A total of 148 non-essential rig personnel were flown off oil giant Shell’s Nelson platform by helicopter on Tuesday.
And one of the helicopters making the transfer to an offshore accommodation unit had to make an unscheduled landing on another oil platform after a cockpit light came on.
A Shell spokeswoman yesterday described the rig incident as a “non-emergency” situation.
She said: “Shell UK Limited can confirm that there was a power outage on the Nelson platform, which is located approximately 124 miles east north-east of Aberdeen.
“Nelson was shut down for maintenance at the time and was not producing oil or gas.
“Work to restore main power on the platform continues with essential staff on board.
“As a precaution a non-emergency operation to remove staff to the nearby Borgholm Dolphin flotel was carried out yesterday.
“Personnel will be transported back to the Nelson platform or to Aberdeen over the next 48 hours as appropriate. There are no reports of any injuries as a result of this outage.
“The relevant authorities have been informed.”
Only 19 of the the 167 staff on board were left on the platform following the downmanning.
The platform was not producing oil or gas at the time of the blackout.
CHC confirmed that one of their helicopters was diverted to an Apache-operated platform in the Forties field before completing the passenger transfer.

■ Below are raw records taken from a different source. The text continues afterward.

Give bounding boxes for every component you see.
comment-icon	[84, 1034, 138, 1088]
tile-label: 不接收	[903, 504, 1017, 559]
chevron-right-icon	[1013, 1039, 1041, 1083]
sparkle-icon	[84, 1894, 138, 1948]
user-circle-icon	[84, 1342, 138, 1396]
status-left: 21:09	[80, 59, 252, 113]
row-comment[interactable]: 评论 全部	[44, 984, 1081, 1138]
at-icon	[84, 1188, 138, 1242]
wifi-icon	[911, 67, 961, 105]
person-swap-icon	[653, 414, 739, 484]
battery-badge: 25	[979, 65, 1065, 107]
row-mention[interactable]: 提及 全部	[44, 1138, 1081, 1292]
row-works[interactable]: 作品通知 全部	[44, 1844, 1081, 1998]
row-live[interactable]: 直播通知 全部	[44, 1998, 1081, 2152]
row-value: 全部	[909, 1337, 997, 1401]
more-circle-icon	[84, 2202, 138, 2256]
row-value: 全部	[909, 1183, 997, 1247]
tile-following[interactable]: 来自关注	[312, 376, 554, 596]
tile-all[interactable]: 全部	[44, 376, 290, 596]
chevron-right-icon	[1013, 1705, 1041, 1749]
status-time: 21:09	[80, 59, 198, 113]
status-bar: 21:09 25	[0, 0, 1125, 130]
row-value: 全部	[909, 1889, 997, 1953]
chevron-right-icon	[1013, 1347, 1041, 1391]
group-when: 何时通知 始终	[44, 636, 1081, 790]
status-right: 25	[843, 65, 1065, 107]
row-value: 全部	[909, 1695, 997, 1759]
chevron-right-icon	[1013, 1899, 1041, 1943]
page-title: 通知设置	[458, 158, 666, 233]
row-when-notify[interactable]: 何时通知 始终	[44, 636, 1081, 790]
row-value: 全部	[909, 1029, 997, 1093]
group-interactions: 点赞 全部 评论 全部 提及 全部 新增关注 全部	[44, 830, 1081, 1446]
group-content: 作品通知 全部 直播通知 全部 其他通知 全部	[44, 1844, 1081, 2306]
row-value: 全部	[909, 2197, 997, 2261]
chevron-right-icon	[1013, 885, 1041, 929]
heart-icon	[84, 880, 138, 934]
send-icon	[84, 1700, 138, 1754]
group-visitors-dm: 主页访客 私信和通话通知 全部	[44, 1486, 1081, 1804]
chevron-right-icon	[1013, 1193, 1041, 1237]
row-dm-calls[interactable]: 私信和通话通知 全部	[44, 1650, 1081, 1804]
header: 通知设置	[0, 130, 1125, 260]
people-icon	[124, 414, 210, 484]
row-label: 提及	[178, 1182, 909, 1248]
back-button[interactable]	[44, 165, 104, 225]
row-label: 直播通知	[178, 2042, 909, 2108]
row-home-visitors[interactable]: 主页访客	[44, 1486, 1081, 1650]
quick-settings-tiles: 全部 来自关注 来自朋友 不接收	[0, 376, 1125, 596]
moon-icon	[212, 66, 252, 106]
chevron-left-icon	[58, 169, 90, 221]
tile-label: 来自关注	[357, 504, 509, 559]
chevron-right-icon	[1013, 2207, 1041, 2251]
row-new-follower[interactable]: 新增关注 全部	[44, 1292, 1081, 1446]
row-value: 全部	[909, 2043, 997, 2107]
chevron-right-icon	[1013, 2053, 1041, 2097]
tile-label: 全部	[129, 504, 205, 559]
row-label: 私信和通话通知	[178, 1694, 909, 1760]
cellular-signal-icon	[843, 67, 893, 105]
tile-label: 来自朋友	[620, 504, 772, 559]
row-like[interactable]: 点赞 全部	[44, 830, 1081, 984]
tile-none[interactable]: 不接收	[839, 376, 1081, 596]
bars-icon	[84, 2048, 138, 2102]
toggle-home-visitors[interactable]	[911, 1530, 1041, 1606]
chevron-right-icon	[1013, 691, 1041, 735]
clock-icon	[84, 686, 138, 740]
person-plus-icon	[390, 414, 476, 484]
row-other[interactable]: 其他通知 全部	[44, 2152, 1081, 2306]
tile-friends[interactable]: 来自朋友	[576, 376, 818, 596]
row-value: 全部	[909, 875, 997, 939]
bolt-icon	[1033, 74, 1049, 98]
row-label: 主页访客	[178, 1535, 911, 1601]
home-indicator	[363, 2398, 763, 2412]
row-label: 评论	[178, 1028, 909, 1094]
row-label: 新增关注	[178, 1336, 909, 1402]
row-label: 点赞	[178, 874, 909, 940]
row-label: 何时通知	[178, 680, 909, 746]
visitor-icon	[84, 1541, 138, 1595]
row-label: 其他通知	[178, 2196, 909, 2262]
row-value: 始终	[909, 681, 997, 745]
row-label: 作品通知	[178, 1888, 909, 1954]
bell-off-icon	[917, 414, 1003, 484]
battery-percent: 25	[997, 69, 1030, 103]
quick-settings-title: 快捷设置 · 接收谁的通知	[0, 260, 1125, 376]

It is understood it was not an emergency situation.
A spokeswoman for helicopter firm CHC said: “A helicopter was diverted and landed safely on the Forties Delta platform after a cockpit light was observed by the pilot.”
The power outage took place on the Nelson platform, 124 miles north east of Aberdeen, just before 6am on Tuesday.
The rig was undergoing planned maintenance when there was a loss of power at 5.50am.
RMT regional organiser Jake Molloy said yesterday that Shell had done “the right thing” in the circumstances.
He said: “Shell contacted us and gave us a briefing on this - a pre-cautionary downmanning due to a lack of power.
“This is what should be done in those circumstances.
“If there is no power for the life support services - air conditioning, lighting and such - you have got to put the guys to a place of safety - in this case the Borgholm Dolphin.
“Shell said it was hoping to get the platform up and running again as soon as possible.
“You can’t leave people on installations when you have power outages.”